In another corner of the forest, on a level clearing, stones arranged themselves into the shape of an archway.

They were not moved there — they walked to those positions on their own, as though they had always known where they belonged. Beyond the archway lay a corridor; the corridor led to a hall; the hall’s dome was inlaid with glowing node fragments that mirrored the stars above.

The air here was remarkable. Quiet, but not an empty quiet — the quiet of a library, the quiet of a mind deep in thought, the quiet of knowledge waiting to be discovered.

The tree’s roots passed beneath the floor, feeding the building with steady energy. The tree could feel that this place was born to carry something forward — not the passing of power, but the passing of understanding. How to feel the world, how to speak with the world, how to give the force within one’s heart a visible shape.

Guredi Royal Academy of Magic.

Later, a professor would teach ancient magic here, in a gentle and scholarly voice, telling each new generation of apprentices the secrets of rhythm and flow.


And in a place far, far away — so far that even the indigo light could barely reach its edges — there was a shrine.

It was not built. It was waited into being.

As though that land had spent a very long time doing only one thing: waiting. Waiting for a certain presence to arrive, to spread its wings, and to say —

“I will protect them for you.”

Deep beneath the shrine, a single root ran through the ground. Thin, silent, but never severed. It stretched from the forest’s heart all the way here, threading through the entirety of the land.

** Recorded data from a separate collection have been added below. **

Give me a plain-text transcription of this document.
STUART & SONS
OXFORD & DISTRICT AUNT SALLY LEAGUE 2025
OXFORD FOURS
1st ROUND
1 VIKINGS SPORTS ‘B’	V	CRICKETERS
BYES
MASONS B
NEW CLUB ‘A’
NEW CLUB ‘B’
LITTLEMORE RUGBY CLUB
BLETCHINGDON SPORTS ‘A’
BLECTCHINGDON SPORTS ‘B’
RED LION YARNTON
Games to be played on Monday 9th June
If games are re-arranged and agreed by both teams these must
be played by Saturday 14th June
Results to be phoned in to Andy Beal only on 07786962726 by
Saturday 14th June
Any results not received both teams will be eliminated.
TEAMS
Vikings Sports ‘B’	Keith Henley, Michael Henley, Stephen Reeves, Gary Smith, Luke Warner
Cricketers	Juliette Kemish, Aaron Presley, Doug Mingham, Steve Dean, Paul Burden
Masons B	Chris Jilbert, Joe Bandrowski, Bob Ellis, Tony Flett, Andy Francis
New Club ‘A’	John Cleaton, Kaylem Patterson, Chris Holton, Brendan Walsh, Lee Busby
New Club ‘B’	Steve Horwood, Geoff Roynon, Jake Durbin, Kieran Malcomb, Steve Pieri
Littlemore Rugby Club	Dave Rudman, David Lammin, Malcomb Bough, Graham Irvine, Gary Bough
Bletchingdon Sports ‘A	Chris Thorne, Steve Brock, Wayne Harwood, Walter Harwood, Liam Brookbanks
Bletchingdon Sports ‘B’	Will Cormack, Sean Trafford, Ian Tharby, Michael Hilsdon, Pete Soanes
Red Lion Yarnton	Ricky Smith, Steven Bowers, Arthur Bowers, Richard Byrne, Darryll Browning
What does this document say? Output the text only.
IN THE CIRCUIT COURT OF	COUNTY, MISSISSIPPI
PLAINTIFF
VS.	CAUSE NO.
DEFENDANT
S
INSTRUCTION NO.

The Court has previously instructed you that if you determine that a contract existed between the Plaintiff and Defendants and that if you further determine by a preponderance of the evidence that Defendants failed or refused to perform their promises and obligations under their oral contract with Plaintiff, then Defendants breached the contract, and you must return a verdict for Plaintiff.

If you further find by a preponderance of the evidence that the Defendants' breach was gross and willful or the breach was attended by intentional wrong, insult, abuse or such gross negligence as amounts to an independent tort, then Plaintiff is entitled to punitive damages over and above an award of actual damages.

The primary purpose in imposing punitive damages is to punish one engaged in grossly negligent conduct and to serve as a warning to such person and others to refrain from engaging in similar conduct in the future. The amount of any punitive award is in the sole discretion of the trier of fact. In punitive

That root carried a heartbeat.

Not the tree’s heartbeat — the tree had no heart. Something more abstract. A promise. A tender concern. The feeling of: No matter how far away you are, I know you are there.

The Shrine of the Eagle.

Long, long afterward, an owl would make her home here. In the deep of night she would stand at the shrine’s highest point, looking down over the sleeping earth, and then she would turn —

And speak softly to that faintly glowing root rising from the ground below.


The forest had taken shape.

The mountain had found its pulse; the city had found its breath; the academy had found its echo; the shrine had found its waiting.

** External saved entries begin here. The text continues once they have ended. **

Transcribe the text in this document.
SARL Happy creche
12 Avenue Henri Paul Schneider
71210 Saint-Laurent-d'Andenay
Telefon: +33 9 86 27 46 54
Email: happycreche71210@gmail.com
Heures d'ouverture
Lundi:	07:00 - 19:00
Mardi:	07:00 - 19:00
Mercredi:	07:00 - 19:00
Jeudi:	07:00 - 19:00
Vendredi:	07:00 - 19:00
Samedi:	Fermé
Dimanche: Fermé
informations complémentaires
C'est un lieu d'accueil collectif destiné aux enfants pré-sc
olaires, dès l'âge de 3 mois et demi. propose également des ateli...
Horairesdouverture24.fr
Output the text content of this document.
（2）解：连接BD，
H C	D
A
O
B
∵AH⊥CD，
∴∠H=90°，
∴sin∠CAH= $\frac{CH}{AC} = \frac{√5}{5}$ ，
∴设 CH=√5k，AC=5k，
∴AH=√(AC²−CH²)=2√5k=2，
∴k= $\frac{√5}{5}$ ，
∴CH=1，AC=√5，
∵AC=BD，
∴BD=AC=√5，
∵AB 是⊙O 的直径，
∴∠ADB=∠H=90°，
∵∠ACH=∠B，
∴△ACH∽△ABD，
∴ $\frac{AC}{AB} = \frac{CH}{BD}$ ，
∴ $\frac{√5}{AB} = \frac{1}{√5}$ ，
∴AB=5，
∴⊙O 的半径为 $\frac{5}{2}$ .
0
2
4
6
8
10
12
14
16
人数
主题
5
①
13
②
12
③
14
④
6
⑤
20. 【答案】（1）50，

And at the center of it all, that tree — that great tree born of stardust’s loneliness, fed by the weight of emotion — stood in silence.

Its branches touched the sky. Its roots reached into the void. Its fruits lay scattered in every corner that love had ever touched.

It did not speak. But if you pressed your ear to its trunk, you would hear —

All the stardust, still singing inside.


That tree, in time, was given a name. The forest’s inhabitants called it —

Titan.

In the language of Ainomori, that name meant: The one who bears all things.